Name: Ana Carolina Pereira

Program: Bachelor of Fine Arts in Game Art and Design, The Art Institute of Houston, Class of 2016

“This is my usual setup in class. When working on my portfolio, I create multiple 3D assets and many digital drawings, which require many specific tools. My personal work computer has to be very powerful in order to handle the stresses of working in 3D, and I use a Wacom tablet when sculpting digitally. I use a special gaming mouse that gives me more control over my art and I rely on the school's monitor for picture reference and tutorials.”



Name: Allan Stallard

Program: Associate of Science in Music and Video Business, The Art Institute of Pittsburgh, 1998

“Here is the workstation that we use for color grading and finishing/compositing [at Animal]. The monitor on the left is for the color applications GUI and the monitor on the right is for the finishing or compositing GUI. The center monitor is actually an HD-TV and it is shared between the two computers hooked up to a switch. The color panel and Wacom tablets are great tools to help with this kind of work.”



Name: Jim Kreitzburg

Program: Bachelor of Science in Visual Communications, The Art Institute of Pittsburgh, 1986

“This is my multiple workstation setup at the office. I primarily do VFX Compositing with Autodesk Flame software, which is the left monitor. I also do some 3D animation as well as prepping assets for the Flame so the right monitor is a Windows workstation with Maya, Max, Cinema 4d, PfTrack, Creative Cloud, Nuke, and other software which are all used when the need arises. I’m a firm believer that you can’t have too many tools and I have periodically used all of them to solve whatever VFX problem I’m faced with.



Name: Shuhuei Lee

Program: Bachelor of Science in Graphic Design, Art Institute of Pittsburgh, 2002

“Here's a snapshot of my creative workspace. It's a combination of photography inspirations, mini comps of design comps, stacks of briefs and documents, and trinkets to get the creative juices going. And the dual monitor is a must - one for the graphics work and one for references. I think the setup is a good mix of fun and function.”

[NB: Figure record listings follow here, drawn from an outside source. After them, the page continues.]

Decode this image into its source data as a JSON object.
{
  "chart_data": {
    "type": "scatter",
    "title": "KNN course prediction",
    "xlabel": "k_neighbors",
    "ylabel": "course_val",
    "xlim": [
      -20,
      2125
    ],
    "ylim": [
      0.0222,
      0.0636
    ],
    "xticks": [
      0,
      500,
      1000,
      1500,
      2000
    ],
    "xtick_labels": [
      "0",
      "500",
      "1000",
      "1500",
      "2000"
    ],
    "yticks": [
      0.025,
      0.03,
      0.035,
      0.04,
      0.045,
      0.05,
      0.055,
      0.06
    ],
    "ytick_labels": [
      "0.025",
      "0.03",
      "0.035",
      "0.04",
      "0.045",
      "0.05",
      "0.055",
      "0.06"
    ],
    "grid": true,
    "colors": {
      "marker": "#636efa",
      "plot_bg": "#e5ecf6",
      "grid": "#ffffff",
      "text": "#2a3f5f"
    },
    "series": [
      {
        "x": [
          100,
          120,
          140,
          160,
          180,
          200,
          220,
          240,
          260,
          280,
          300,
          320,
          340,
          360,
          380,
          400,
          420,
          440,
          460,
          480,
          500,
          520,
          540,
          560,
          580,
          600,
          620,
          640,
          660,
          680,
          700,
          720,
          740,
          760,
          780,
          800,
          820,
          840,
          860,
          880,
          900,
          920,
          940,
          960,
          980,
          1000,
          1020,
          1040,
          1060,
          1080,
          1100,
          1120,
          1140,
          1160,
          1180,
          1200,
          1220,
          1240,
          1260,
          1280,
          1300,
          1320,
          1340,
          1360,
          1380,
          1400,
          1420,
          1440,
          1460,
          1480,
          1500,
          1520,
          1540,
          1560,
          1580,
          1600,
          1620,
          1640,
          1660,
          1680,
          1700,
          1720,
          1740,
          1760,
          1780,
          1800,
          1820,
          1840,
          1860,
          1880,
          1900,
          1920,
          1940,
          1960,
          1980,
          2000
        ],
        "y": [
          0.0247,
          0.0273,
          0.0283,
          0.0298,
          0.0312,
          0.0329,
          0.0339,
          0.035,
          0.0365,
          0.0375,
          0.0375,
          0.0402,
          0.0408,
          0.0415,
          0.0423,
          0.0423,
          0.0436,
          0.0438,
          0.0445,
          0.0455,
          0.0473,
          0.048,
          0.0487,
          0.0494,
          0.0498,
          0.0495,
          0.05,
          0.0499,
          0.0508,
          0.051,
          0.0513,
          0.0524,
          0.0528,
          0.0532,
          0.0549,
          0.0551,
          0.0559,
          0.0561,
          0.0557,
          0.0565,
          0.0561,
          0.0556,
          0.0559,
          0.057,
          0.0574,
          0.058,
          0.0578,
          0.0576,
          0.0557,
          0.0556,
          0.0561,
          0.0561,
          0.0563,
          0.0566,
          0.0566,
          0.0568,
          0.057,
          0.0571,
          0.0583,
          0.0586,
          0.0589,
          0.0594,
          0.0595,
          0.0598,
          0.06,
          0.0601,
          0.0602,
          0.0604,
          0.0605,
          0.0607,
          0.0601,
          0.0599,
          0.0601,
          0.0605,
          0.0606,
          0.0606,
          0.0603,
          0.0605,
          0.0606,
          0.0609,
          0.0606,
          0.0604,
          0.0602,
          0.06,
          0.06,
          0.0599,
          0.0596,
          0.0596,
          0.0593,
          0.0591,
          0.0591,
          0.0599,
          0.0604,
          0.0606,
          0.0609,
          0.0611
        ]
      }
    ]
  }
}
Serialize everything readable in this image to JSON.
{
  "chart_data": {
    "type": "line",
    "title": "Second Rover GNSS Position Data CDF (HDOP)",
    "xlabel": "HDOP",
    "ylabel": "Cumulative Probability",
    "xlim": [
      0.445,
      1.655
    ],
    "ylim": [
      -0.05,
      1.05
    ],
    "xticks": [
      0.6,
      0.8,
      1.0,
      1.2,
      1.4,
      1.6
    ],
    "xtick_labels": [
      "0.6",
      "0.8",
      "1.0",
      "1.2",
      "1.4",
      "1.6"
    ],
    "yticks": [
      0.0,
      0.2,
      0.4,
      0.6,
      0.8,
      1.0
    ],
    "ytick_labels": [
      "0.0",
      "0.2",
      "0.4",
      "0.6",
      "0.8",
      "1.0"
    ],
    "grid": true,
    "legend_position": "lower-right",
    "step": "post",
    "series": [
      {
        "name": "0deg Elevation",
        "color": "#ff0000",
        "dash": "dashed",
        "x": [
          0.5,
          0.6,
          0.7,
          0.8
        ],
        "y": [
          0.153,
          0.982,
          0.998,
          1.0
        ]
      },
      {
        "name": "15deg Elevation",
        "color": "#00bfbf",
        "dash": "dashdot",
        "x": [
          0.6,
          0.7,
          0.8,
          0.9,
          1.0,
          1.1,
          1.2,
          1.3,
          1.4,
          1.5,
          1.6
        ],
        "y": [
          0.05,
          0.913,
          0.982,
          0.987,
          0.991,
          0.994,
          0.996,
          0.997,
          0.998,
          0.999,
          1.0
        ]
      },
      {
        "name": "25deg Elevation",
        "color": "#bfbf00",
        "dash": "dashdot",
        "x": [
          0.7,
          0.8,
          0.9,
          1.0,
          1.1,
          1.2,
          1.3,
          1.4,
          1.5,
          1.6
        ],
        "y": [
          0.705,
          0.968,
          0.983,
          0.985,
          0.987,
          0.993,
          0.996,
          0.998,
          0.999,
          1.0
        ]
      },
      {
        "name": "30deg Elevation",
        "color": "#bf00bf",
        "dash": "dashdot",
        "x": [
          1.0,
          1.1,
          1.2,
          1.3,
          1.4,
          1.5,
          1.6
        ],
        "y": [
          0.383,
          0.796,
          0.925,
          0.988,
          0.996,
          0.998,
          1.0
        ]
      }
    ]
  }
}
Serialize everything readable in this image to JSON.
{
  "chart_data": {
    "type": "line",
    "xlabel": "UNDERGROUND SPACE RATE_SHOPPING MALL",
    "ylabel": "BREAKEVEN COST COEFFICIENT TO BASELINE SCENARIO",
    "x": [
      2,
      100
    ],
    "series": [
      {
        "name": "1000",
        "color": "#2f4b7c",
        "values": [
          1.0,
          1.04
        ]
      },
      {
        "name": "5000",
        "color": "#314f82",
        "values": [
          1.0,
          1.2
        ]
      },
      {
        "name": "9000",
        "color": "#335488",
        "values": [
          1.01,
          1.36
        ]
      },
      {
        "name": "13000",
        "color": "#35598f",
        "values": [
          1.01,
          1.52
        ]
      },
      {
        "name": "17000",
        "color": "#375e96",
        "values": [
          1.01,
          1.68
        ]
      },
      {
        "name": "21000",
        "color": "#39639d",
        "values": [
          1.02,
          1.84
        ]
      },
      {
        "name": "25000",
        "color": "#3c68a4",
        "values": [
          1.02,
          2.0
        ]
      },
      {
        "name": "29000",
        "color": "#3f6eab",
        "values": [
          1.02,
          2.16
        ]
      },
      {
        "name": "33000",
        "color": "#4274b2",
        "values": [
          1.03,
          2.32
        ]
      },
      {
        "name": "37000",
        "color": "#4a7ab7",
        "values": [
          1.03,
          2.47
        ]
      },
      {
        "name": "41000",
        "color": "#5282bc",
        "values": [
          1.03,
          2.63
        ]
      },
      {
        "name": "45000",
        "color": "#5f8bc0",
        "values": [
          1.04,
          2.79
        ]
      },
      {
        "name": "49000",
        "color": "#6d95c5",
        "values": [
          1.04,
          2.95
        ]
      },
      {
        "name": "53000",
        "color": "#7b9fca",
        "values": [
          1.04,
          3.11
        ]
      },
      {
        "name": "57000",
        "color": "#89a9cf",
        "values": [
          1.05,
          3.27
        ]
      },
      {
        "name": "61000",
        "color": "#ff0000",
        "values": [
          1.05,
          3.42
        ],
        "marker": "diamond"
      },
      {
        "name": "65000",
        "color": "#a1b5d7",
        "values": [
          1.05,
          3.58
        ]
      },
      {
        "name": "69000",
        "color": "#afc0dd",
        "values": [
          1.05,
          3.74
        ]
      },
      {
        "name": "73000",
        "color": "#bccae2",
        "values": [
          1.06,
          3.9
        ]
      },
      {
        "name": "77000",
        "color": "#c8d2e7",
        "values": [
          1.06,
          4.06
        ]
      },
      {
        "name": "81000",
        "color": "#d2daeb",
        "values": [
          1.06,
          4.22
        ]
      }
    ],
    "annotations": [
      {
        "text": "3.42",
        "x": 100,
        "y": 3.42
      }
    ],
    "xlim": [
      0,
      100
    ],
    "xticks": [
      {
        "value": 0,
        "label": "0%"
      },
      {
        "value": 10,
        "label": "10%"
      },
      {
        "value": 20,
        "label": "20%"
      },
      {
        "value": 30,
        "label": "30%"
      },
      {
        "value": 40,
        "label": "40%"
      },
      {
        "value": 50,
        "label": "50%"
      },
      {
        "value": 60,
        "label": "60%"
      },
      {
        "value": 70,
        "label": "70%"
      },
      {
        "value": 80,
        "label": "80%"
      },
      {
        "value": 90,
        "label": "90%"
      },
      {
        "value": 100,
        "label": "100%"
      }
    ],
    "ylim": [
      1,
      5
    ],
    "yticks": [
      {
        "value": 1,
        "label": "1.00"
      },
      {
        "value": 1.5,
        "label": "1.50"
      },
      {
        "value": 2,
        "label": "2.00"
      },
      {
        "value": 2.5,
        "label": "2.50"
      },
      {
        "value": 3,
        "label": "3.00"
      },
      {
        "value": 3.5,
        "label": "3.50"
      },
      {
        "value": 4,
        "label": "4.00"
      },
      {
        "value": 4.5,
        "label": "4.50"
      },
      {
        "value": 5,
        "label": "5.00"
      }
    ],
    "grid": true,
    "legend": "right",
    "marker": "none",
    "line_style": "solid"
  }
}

Name: Jeffrey Hilty & Nicholas Buchheit

Program: Digital Media Production, The Art Institute of Pittsburgh, 2009

“This is our current setup in our client viewing suite. We run a Mac Pro 3 GHz 8-Core Intel Xeon E5, with (RAM) 32 GB 1866 MHz DDR3 ECC with an AMD FirePro D700 6144 graphics card. For monitoring, we use an Asus 4k monitor, a smaller Asus monitor for media bins, and a Samsung 47-inch LCD for client viewing. We also have a specialized keyboard for editing. This setup has been great for handling the workflow from our Sony f5 and a7s ii cameras. It also allows us to have a comfortable atmosphere for clients who come in for editing sessions. Also, we can’t forget to mention our Xbox One. Probably the most crucial piece of equipment we own.”